Who has a better comprehension of science–“skeptics” or “nonskeptics”?

Neither, as far as I can tell.

This wasn’t a question we tried to answer directly or reported data on in our Nature Climate Change paper.

But I have been asked a few times now about a Fox News report on our study that states that those who are less concerned about climate change scored “57%” and those who are more concerned “56%” in our measure of science comprehension.

I am guessing the reporter derived the conclusion from this graphic, which is one I produced and circulated to people, including the reporter, in response to questions about a working paper that reported data from the study ultimately published in NCC.

It shows the mean or average number of correct responses on the combined science literacy/numeracy scale (a measure of “science comprehension,” essentially) for study subjects whose responses put them in the top 50% & bottom 50% of the sample on “climate change risk perceptions,” respectively.

The bottom 50% got, on average, 12.6 out of 22 correct. The top 50% got 12.3.

The “56%” & “57%” figures are not in the Figure–or in anything else related to our study. But they are the numbers one gets when one divides 12.3 & 12.6 by 22, respectively.

As can can be seen, this difference is not statistically significant. Not even close. Indeed, I put the graphic together so that I could answer the stock “who knows more” query– I call it the “yeah, but whose is bigger” question — by saying “no one, see!”
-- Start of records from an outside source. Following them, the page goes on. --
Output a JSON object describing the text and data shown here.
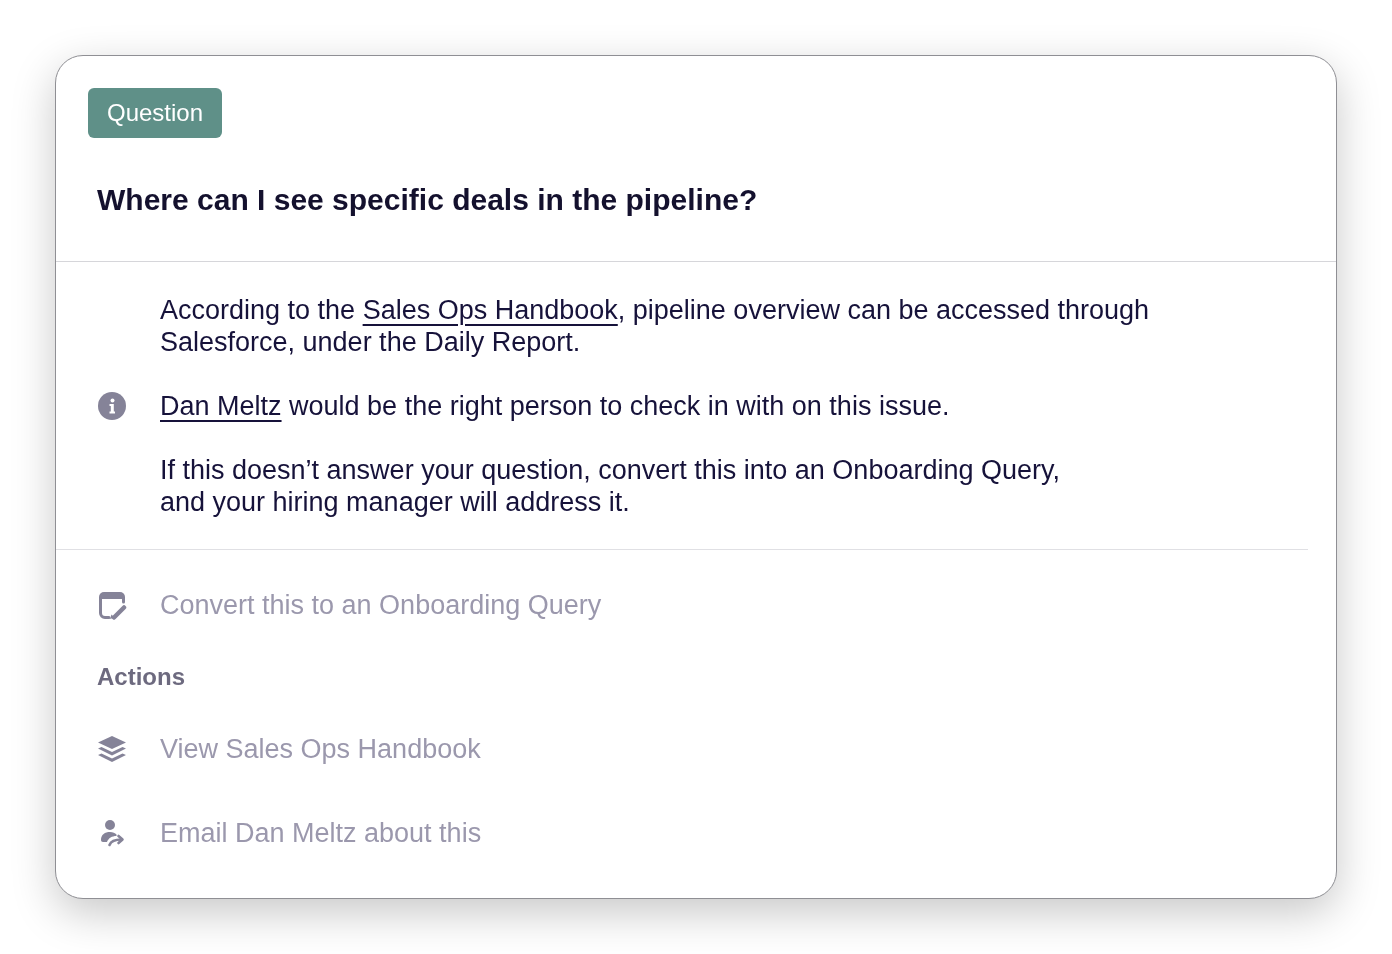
{
  "badge": {
    "label": "Question"
  },
  "question": "Where can I see specific deals in the pipeline?",
  "answer": {
    "paragraphs": [
      {
        "kind": "text",
        "parts": [
          {
            "kind": "text",
            "text": "According to the "
          },
          {
            "kind": "link",
            "text": "Sales Ops Handbook"
          },
          {
            "kind": "text",
            "text": ", pipeline overview can be accessed through\nSalesforce, under the Daily Report."
          }
        ]
      },
      {
        "kind": "note",
        "parts": [
          {
            "kind": "link",
            "text": "Dan Meltz"
          },
          {
            "kind": "text",
            "text": " would be the right person to check in with on this issue."
          }
        ]
      },
      {
        "kind": "text",
        "parts": [
          {
            "kind": "text",
            "text": "If this doesn’t answer your question, convert this into an Onboarding Query,\nand your hiring manager will address it."
          }
        ]
      }
    ]
  },
  "convert": {
    "kind": "convert",
    "label": "Convert this to an Onboarding Query"
  },
  "actions": {
    "heading": "Actions",
    "items": [
      {
        "kind": "handbook",
        "label": "View Sales Ops Handbook"
      },
      {
        "kind": "email",
        "label": "Email Dan Meltz about this"
      }
    ]
  }
}
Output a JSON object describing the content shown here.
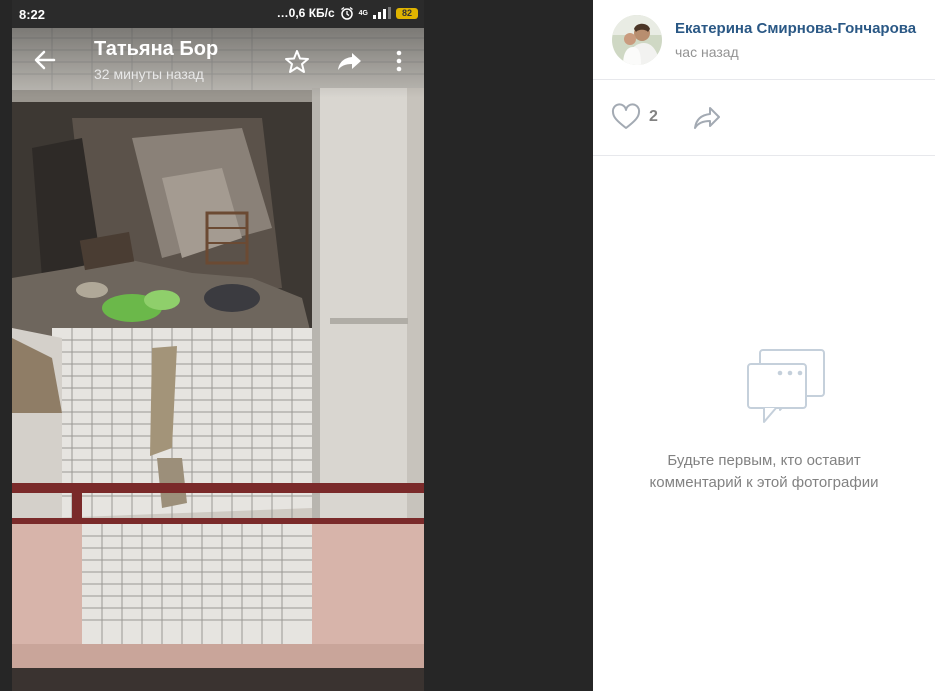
{
  "status_bar": {
    "time": "8:22",
    "network_speed": "…0,6 КБ/с",
    "network_type": "4G",
    "battery": "82"
  },
  "photo_viewer": {
    "author": "Татьяна Бор",
    "posted_ago": "32 минуты назад"
  },
  "post": {
    "author_name": "Екатерина Смирнова-Гончарова",
    "time": "час назад",
    "likes": "2"
  },
  "comments": {
    "empty_line1": "Будьте первым, кто оставит",
    "empty_line2": "комментарий к этой фотографии"
  },
  "colors": {
    "link": "#2a5885",
    "muted": "#828282",
    "divider": "#e7e8ec"
  },
  "icons": [
    "back-arrow-icon",
    "star-icon",
    "share-icon",
    "more-icon",
    "alarm-icon",
    "signal-icon",
    "heart-icon",
    "comments-empty-icon"
  ]
}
If there are people out there (apparently there are; I’m getting lots of email…) who think this is meaningful evidence that one side knows more than the other about science, they really are missing the point. In fact, they are making the kind of mistake that helps explain how it is that the “smarter” half of the population gets a score of 57% on a measure like this.

The gap between those who know more science and those who know less doesn’t explain conflict over climate change science in our society.

But it’s beyond question that the low average state of science literacy is a condition that detracts from our capacity for enlightened self-government.